Lei ha parlato dei risultati e di crescita dei ragazzi, due aspetti che ruotano su due lunghezze differenti e quasi parallele. Cosa pensa lei a riguardo? 

"Bisogna partire dalle basi, che devono essere solide. Si deve fare attenzione alla cura dei particolari, prendiamo ad esempio i bambini, ci sono tante scuole calcio in Italia, il divertimento va bene, ma poi ci deve essere l'insegnamento che deve essere alla base della crescita. Il gesto tecnico è una parte fondamentale che il bambino deve imparare e poi inserire in un contesto di gioco, e a mio avviso è importante che ci sia qualcuno che insegni tutto ciò. Questo l'ho imparato soprattutto a livello personale, però in Italia in molti casi succede il contrario, il bambino lo facciamo giocare sperando che poi impari la tecnica. Molte società lavorano bene perchè hanno capito che il settore giovanile può essere un serbatoio e un investimento importante, altre società invece prediligono l'aspetto del risultato".

Quali sono le differenze tra un settore giovanile di ieri e di oggi?

"Le differenze tra il settore giovanile di ieri e di oggi stanno soprattutto nella ricerca dell'aspetto fisico, aspetto di cui si cura più interesse oggi piuttosto che nei tempi in cui giocavo io. Prima ti sceglievano se sapevi giocare, si guardava più alla tecnica. Si è un pò invertita la situazione, personalmente se dovessi scegliere prendo quello che sa giocare a calcio, poi chiaramente se si abbinano fisicità e tecnica tanto meglio. L'aspetto fisico, in ogni caso, lo puoi sempre andare a costruire in un secondo momento attraverso gli allenamenti".

Nello specifico lei è cresciuto calcisticamente nell'Atalanta, quale è il segreto della Dea nel creare e sfornare tanti giovani talenti per i professionisti?

"L'Atalanta ha basi solide e le ha sempre avute, lavorano sulla crescita del ragazzo ed hanno concetti chiari e precisi, tutto questo li porta poi anche a primeggiare come successo in questi ultimi anni, però al di là dei risultati i valori della squadra e dei singoli non cambiano se si vince il campionato o si arriva a metà classifica. Ogni anno le dinamiche dei ragazzi cambiano, perchè non tutte le annate sono uguali, però loro riescono quasi sempre a tenerle equilibrate. L'Atalanta riesce ad abbinare tutti gli aspetti che ci devono essere per far funzionare al meglio il contesto del calcio giovanile".

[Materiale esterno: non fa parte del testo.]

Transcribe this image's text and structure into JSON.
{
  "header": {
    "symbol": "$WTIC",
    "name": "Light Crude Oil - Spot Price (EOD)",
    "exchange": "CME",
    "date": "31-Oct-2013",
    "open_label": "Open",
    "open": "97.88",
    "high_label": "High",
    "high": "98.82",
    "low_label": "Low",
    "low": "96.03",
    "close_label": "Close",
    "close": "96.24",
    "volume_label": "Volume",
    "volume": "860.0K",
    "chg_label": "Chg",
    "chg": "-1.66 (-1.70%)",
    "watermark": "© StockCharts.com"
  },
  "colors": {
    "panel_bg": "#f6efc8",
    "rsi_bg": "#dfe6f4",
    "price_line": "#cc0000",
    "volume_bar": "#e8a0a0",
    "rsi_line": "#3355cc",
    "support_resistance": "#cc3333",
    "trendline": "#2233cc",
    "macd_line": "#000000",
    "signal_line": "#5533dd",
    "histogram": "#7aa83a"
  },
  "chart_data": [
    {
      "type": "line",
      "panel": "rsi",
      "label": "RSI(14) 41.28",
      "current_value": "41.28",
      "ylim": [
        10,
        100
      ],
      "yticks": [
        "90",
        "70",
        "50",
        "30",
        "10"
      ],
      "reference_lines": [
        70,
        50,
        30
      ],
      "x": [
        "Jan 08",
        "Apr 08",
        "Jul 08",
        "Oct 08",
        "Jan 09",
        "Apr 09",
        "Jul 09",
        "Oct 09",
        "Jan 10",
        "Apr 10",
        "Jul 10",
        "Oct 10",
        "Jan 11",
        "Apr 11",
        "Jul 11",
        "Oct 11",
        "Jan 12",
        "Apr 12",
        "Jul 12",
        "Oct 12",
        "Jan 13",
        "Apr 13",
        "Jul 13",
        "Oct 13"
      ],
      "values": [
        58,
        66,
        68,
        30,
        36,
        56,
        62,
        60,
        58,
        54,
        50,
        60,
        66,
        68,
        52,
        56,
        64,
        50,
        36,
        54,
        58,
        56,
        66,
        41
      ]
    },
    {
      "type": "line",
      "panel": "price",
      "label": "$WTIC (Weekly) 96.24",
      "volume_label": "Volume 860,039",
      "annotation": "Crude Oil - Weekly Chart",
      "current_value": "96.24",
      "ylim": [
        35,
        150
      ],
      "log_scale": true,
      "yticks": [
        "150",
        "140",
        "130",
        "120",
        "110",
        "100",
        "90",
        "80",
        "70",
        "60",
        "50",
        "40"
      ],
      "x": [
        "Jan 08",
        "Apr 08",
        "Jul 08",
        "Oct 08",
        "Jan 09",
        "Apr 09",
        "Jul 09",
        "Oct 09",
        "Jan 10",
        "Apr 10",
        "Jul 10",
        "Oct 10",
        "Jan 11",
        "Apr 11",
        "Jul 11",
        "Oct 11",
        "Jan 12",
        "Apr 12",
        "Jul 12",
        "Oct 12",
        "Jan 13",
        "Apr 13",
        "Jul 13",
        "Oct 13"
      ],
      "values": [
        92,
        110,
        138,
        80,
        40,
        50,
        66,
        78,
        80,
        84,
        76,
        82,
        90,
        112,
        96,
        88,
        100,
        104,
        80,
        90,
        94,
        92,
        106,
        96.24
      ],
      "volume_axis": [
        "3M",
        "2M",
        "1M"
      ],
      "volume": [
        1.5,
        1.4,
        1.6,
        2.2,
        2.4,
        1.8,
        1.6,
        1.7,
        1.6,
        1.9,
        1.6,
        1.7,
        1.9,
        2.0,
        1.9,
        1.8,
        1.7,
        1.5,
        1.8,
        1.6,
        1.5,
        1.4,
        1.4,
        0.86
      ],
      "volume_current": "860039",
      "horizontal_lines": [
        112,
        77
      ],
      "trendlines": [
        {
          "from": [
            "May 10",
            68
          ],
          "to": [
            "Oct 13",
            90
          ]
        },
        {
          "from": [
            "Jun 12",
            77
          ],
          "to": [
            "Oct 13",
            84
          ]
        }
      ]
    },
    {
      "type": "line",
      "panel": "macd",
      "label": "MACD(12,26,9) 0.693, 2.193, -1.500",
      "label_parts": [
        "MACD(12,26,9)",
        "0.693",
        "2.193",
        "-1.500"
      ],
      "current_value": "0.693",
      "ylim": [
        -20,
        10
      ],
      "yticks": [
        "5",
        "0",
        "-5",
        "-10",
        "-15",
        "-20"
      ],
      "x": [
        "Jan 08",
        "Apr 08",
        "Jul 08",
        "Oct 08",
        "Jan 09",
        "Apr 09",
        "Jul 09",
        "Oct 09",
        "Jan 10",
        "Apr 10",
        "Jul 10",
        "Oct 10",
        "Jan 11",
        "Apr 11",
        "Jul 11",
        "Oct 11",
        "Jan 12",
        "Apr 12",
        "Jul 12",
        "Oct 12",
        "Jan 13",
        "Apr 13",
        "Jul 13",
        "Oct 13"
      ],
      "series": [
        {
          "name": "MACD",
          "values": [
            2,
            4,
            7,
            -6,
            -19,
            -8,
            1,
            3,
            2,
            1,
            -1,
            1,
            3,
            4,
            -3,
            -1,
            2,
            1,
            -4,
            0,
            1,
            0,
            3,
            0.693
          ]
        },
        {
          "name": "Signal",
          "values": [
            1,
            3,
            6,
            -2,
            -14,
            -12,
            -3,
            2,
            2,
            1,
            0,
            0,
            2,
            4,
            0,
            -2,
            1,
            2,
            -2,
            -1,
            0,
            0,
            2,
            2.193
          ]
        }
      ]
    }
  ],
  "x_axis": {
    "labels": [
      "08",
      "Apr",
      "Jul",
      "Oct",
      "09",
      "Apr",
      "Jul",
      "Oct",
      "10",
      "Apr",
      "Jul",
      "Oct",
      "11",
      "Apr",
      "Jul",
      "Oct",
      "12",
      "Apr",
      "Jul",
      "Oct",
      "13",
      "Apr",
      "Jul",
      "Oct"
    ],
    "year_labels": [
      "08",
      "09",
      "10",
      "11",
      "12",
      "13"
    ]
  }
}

Per chiudere, le chiedo cosa pensa del discorso dell'Under 23: in Italia solo la Juventus ha portato avanti questa idea, potrebbe essere percorribile da altre squadre?

"Io sono dell'idea che non bisogna mai forzare le situazioni per i ragazzi, ciò significherebbe non completare un percorso formativo. Tanti ragazzi possono essere pronti a 19 anni, mentre tanti altri no ed entrano in contesti dove faranno poi fatica ad esprimersi. Non bisogna forzare queste situazioni, parliamo del discorso degli Under: questa regola degli Under negli anni ha dato benefici oppure ha fatto danni? Perchè se continuiamo a vedere che sono più i ragazzi che smettono di quelli che vanno avanti, penso ci sia da rivedere un po' la regola. Chi decide dovrebbe ragionare in questi termini, se poi la moda è quella di far giocare i giovani perchè c'è la regola per me è sbagliato il discorso. Negli ultimi anni si è abbassato di tanto il livello e l'altro aspetto importante è che in molti casi non c'è più chi insegna ai bambini o lo si fa perchè si è amico di qualcuno, ma questo è già stato evidenziato tante altre volte e comunque non cambia. A questo aggiungo però che non dobbiamo poi lamentarci se non arrivano riusltati positivi o non ci sarà un miglioramento se non cambia il modo di ragionare".